Предыдущая страницаОглавлениеСледующая страница

Глава 10

Гости прибыли в назначенное время - графиня в маленьком шарабанчике, тогда как Герта предпочла ехать верхом. Дам сопровождали горничная, сидевшая рядом с графиней, и верховой лакей. Графиня Гортензия собиралась приехать вместе с ними, но должна была отказаться от поездки из-за сильной слабости, последовавшей за нервным припадком.

После обеда отец Валентин повел молодых гостей на прогулку. Графиня, уставшая от дороги, осталась дома, а Михаилу пришлось принять участие в прогулке, потому что графиня Герта, привыкшая самодержавно распоряжаться окружающими, пожелала этого в тоне, не допускающем отказа.

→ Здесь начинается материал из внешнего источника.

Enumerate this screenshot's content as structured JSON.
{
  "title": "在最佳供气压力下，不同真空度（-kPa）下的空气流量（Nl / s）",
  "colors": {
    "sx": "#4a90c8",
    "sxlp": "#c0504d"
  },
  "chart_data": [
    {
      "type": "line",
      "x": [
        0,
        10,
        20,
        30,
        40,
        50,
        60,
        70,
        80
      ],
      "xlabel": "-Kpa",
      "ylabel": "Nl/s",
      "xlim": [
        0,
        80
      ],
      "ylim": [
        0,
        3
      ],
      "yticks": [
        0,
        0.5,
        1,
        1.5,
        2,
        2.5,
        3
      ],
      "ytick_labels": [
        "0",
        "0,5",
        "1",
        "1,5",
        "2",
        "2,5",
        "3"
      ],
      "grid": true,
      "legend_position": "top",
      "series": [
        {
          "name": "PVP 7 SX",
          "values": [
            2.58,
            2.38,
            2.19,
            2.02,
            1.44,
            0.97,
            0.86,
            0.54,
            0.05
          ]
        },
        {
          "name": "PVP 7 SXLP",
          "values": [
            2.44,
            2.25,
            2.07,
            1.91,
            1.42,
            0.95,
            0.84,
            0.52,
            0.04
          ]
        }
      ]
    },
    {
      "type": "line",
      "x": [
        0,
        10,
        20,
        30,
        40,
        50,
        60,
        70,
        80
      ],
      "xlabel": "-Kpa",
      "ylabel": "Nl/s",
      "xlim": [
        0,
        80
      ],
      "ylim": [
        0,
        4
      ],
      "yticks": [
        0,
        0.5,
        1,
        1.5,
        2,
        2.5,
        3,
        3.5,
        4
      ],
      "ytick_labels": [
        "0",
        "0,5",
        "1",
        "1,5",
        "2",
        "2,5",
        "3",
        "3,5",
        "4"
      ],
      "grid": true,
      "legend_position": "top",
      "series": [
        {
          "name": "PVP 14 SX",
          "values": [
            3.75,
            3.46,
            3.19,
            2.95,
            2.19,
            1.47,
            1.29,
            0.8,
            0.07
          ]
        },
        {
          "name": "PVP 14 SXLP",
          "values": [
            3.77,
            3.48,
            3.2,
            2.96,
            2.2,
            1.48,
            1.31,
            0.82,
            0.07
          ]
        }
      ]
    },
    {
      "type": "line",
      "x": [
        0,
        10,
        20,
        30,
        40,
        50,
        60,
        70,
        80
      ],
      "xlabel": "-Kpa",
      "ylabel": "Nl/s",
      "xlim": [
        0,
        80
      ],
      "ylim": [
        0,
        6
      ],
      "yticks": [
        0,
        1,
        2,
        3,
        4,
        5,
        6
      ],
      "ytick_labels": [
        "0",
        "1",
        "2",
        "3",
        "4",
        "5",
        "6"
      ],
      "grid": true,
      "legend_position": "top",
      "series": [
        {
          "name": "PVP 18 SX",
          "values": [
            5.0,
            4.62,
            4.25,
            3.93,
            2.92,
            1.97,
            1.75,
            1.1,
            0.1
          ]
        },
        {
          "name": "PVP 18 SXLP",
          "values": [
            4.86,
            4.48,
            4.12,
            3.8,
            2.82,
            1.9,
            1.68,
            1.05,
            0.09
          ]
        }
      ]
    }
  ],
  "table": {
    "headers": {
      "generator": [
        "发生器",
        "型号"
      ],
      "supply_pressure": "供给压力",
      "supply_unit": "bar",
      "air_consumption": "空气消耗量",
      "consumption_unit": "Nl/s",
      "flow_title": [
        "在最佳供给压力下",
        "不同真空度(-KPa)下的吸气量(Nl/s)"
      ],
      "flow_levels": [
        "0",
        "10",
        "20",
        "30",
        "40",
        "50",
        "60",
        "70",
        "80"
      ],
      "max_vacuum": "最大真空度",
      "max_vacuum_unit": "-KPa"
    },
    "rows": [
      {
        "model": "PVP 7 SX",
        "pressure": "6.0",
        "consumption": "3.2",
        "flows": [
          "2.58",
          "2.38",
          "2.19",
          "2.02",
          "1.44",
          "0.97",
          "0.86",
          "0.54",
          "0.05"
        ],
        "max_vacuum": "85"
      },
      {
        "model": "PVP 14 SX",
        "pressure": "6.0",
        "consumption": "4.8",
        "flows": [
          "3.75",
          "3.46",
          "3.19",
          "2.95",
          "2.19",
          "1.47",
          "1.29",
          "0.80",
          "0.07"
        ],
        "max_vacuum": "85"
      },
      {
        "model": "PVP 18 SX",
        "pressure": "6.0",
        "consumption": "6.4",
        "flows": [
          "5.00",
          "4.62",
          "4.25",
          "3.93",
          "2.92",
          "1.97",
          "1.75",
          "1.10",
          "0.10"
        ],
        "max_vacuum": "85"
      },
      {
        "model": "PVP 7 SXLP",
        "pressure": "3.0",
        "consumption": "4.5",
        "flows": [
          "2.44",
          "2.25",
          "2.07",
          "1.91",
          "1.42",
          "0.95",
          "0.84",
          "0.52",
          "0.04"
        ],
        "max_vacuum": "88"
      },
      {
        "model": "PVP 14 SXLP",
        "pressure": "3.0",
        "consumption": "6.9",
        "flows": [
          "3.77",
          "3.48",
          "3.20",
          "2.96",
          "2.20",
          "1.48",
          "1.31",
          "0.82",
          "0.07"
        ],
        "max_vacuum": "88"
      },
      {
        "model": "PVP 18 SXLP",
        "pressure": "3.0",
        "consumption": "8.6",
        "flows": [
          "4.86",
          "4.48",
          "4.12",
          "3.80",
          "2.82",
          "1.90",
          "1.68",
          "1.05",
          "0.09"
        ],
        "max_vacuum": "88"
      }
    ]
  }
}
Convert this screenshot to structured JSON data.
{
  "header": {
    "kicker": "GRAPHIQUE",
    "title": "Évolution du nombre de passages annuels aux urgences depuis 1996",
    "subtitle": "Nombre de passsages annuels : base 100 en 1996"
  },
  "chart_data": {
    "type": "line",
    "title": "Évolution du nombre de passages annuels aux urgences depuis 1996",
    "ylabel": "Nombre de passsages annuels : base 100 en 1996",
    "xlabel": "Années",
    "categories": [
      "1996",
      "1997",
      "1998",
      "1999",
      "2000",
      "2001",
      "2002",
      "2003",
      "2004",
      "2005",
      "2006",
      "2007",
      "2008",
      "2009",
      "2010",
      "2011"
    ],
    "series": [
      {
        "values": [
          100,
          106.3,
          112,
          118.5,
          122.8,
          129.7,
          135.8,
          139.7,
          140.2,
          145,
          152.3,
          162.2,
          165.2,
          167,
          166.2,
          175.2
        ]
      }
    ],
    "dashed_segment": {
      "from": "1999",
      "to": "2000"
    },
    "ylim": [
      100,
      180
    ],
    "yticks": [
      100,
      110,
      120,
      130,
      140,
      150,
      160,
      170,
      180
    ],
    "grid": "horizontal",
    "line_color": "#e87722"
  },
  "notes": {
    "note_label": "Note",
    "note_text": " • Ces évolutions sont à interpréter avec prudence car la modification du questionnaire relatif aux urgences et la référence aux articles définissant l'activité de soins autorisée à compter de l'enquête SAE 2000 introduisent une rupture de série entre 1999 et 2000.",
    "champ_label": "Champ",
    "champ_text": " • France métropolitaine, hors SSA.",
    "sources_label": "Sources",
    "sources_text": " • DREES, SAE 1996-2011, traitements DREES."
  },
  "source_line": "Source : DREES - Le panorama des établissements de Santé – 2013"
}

Была половина сентября, но день выдался на редкость жаркий. Даже на этих высотах было душно и трудно дышать.

Долину с разбросанными по ней строениями Санкт-Михаэля заливал яркий солнечный свет; небо еще было чистым, но у отвесов гор уже беспокойно клубились туманы, а вокруг вершин, которые то затуманивались, то прояснялись, начинали собираться темные облака.

- Боюсь, как бы не разыгралась непогода, - сказал отец Валентин. - Ведь и денек-то выдался, что твое лето!

- Да, нам пришлось испытать это на себе во время поездки, - согласилась Герта. - Как вы думаете, не следует ли нам подумать об обратном пути?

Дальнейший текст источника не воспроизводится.